Many are the writers, novelists, philosophers, or poets who have used the image of the double in their work.
First comes Aristotle, the greatest philosopher of ancient Greece, who tells the story of a man who could not go for a walk without seeing his own image coming towards him. Wigan and Michea give similar examples of subjects permanently followed by their shadows or doubles. I have already mentioned de Musset. The double is also used in
- Tales of Hoffman in (story of the lost reflection, for example),
- The Classical Stories of Chamisso (Peter Schlemyl),
- Hans Andersen's Tales,
- Hesperus (Jean Paul Richter),
- Le Dissipateur (Ferdinand Raimund),
- Notturno (Gabriele d'Annunzio),
- The Portrait of Dorian Gray (Oscar Wilde); also in
- the Tales of Edgar Allan Poe (especially the singular one of William Wilson),
- Steinbeck's Great Valley, and more recently
- Robert Hichens.
All these authors have introduced the character of "the double " to give more colour to the tales and to stimulate the reader's imagination by showing him the strangeness of life and the complexity of the human mind.

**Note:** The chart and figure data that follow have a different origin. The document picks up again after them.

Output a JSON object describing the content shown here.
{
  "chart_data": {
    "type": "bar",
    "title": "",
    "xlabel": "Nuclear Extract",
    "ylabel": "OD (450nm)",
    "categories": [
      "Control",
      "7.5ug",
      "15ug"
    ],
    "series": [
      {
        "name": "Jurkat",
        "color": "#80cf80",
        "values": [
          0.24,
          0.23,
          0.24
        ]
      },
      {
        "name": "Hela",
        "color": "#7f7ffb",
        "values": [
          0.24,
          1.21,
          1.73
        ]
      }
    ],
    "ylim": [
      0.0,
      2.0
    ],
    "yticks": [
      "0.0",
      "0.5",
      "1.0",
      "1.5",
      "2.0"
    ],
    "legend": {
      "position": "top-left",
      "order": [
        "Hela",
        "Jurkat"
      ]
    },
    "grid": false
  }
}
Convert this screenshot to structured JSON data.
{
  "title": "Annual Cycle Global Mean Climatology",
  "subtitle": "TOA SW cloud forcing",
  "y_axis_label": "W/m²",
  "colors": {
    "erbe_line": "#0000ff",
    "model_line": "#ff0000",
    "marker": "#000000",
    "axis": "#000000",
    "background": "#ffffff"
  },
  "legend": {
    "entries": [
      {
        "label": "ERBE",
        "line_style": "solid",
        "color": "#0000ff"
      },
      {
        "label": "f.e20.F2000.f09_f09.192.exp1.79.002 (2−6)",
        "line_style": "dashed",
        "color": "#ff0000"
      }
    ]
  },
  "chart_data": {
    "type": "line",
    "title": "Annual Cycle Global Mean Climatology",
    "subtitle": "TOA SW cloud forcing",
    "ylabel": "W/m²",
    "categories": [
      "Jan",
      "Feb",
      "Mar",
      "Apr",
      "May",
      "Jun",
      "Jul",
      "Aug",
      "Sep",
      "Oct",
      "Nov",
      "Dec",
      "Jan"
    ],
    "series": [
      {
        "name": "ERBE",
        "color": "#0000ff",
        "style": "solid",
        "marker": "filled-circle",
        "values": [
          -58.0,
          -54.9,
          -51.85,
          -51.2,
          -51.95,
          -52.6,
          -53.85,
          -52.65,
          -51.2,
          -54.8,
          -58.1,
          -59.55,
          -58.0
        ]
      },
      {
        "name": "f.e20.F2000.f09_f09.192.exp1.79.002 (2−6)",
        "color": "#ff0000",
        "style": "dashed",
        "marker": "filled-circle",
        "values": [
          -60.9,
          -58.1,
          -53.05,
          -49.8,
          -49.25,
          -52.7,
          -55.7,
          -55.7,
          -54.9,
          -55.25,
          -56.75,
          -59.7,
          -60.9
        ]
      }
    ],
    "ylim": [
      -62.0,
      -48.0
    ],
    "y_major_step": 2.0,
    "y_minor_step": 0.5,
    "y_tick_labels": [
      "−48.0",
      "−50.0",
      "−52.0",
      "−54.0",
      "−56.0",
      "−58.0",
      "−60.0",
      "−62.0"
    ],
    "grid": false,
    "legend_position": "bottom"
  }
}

[the part of this paper dealing with Dostoyevsky can be found under this section on the site]…….
In the same way Guy de Maupassant was also visited by the apparition of his double, was subject to persecutions and hallucinations, and, finally, became insane. And in Kafka's famous novel The Trial we find the hero in a very similar state.
Literary Genius and Mental Abnormality
No doubt one can object that if so many authors have indulged in a description of the phenomenon one cannot consider them all to be ill or insane. Although I do not want to generalize to excess, let me remind you that all the writers who best described the vision of the double were singularly abnormal. Hoffmann, the son of a hysteric, used to see ghosts, and wake his wife so that she could witness his visions. He was tortured by the thought of death, his mind deteriorated, and he ended in general paralysis.
Guy de Maupassant, when he described his hallucination in Le Horla, was already stricken with the same disease. Jean Paul Richter was obsessed by the fear of madness. From his youth he sees his double, and he writes: " I look at him, he looks at me, and both of us hold our ego in horror." Edgar Allan Poe was subject to melancholia, alcoholism, toxicomania. He was unstable, epileptic, and tortured by all sorts of phobias.
Dostoievsky was subject to major epileptic fits and to most unexpected changes of temper. What can one say about Alfred de Musset ? Everyone knows that he was cyclothymic and subject to toxicomania.
This list, which I could extend, shows well that the greatest literary geniuses can carry in them very great mental abnormalities, yet it is perhaps to these that we owe the most surprising products of man's genius.